Les professionnels de la place portuaire, qui faisaient valoir il y a quelques jours leurs priorités, devront attendre. Les investissements pour lever les restrictions au dimensionnement des navires de plus de 200 m dans la partie sud du port ne figurent pas au programme des prochaines dépenses. « La configuration du port ne permet pas aujourd’hui d’accueillir les navires de plus en plus grands sur ce marché, reconnaît Hervé Martel. Il est essentiel que Marseille soit en mesure de se positionner sur certains marchés en croissance, tel le trafic de remorques qui se développe considérablement en Méditerranée ». Le GPMM a lancé en début d’année un appel à manifestation d’intérêt qui vient d’être clôturé. « On a opté pour la reconfiguration de l’existant, dans l’optique, si les trafics se développent, d’inscrire un investissement dans le prochain projet stratégique. » 

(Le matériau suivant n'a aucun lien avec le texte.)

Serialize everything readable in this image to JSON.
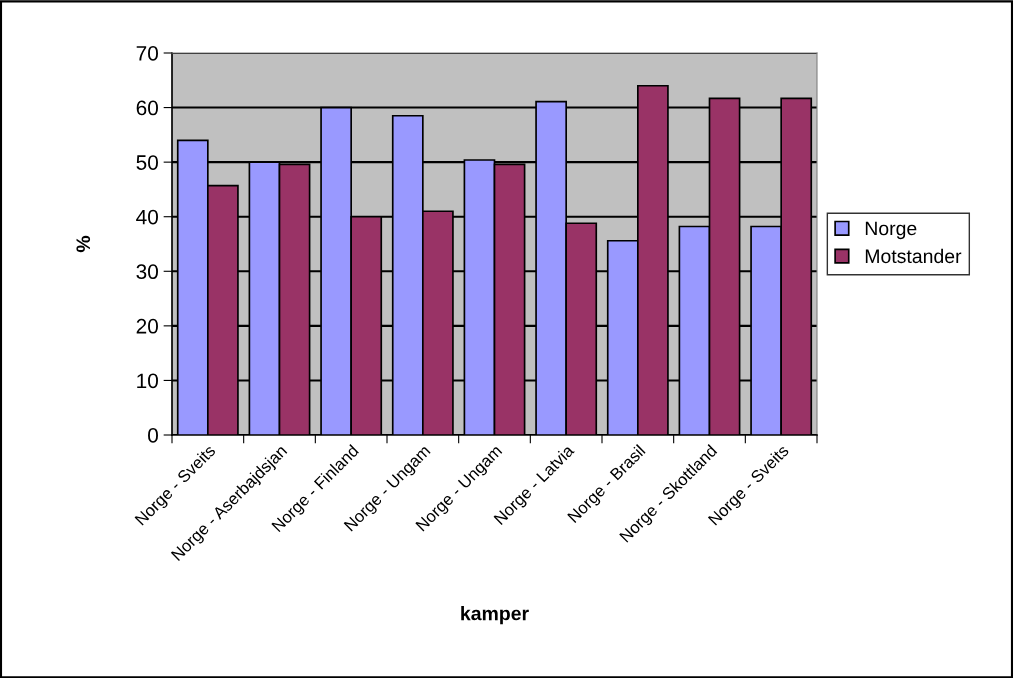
{
  "chart_data": {
    "type": "bar",
    "xlabel": "kamper",
    "ylabel": "%",
    "categories": [
      "Norge - Sveits",
      "Norge - Aserbajdsjan",
      "Norge - Finland",
      "Norge - Ungam",
      "Norge - Ungam",
      "Norge - Latvia",
      "Norge - Brasil",
      "Norge - Skottland",
      "Norge - Sveits"
    ],
    "series": [
      {
        "name": "Norge",
        "color": "#9999ff",
        "values": [
          54.0,
          50.0,
          60.0,
          58.5,
          50.4,
          61.1,
          35.6,
          38.2,
          38.2
        ]
      },
      {
        "name": "Motstander",
        "color": "#993366",
        "values": [
          45.7,
          49.6,
          40.0,
          41.0,
          49.6,
          38.8,
          64.0,
          61.7,
          61.7
        ]
      }
    ],
    "ylim": [
      0,
      70
    ],
    "yticks": [
      0,
      10,
      20,
      30,
      40,
      50,
      60,
      70
    ],
    "grid": "y",
    "legend": "right"
  }
}
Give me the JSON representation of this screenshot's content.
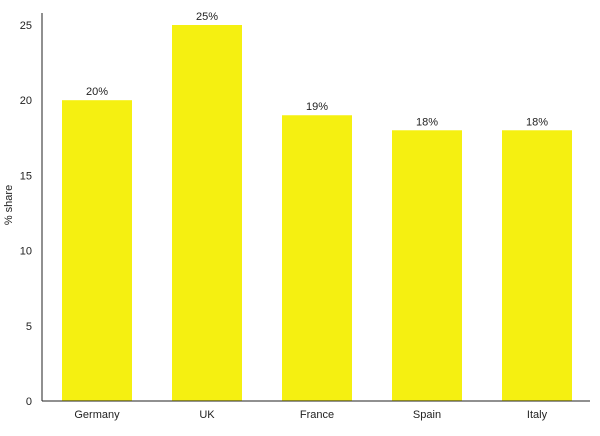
{
  "chart_data": {
    "type": "bar",
    "title": "",
    "xlabel": "",
    "ylabel": "% share",
    "categories": [
      "Germany",
      "UK",
      "France",
      "Spain",
      "Italy"
    ],
    "values": [
      20,
      25,
      19,
      18,
      18
    ],
    "data_labels": [
      "20%",
      "25%",
      "19%",
      "18%",
      "18%"
    ],
    "ylim": [
      0,
      25
    ],
    "yticks": [
      0,
      5,
      10,
      15,
      20,
      25
    ],
    "grid": false,
    "legend": "none",
    "bar_color": "#f5f011",
    "axis_color": "#222222"
  }
}
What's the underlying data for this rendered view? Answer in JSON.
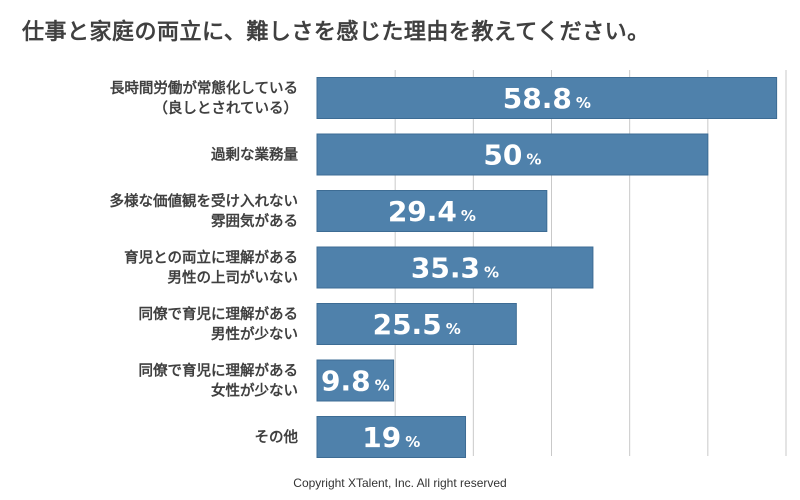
{
  "title": "仕事と家庭の両立に、難しさを感じた理由を教えてください。",
  "footer": "Copyright XTalent, Inc. All right reserved",
  "colors": {
    "bar": "#4f81ab",
    "grid": "#c9c9c9",
    "text": "#404040"
  },
  "chart_data": {
    "type": "bar",
    "orientation": "horizontal",
    "unit": "%",
    "xlim": [
      0,
      60
    ],
    "grid": true,
    "categories": [
      [
        "長時間労働が常態化している",
        "（良しとされている）"
      ],
      [
        "過剰な業務量"
      ],
      [
        "多様な価値観を受け入れない",
        "雰囲気がある"
      ],
      [
        "育児との両立に理解がある",
        "男性の上司がいない"
      ],
      [
        "同僚で育児に理解がある",
        "男性が少ない"
      ],
      [
        "同僚で育児に理解がある",
        "女性が少ない"
      ],
      [
        "その他"
      ]
    ],
    "values": [
      58.8,
      50,
      29.4,
      35.3,
      25.5,
      9.8,
      19
    ],
    "value_labels": [
      "58.8",
      "50",
      "29.4",
      "35.3",
      "25.5",
      "9.8",
      "19"
    ]
  }
}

Sur les bassins ouest, le conseil de surveillance a validé le lancement du projet de zone de services portuaires sur 28 ha, qui devrait débuter fin 2021, après l’instruction du dossier administratif, pour une mise en service à l’horizon 2025. « L’enjeu est d’augmenter la capacité de l’activité de stockage des conteneurs vides et de construire un faisceau ferroviaire dédié à la fois pour cette zone portuaire mais aussi pour la zone voisine de Distriport ».  

Marseille-Fos : un différentiel de développement entre l’est et l’ouest ?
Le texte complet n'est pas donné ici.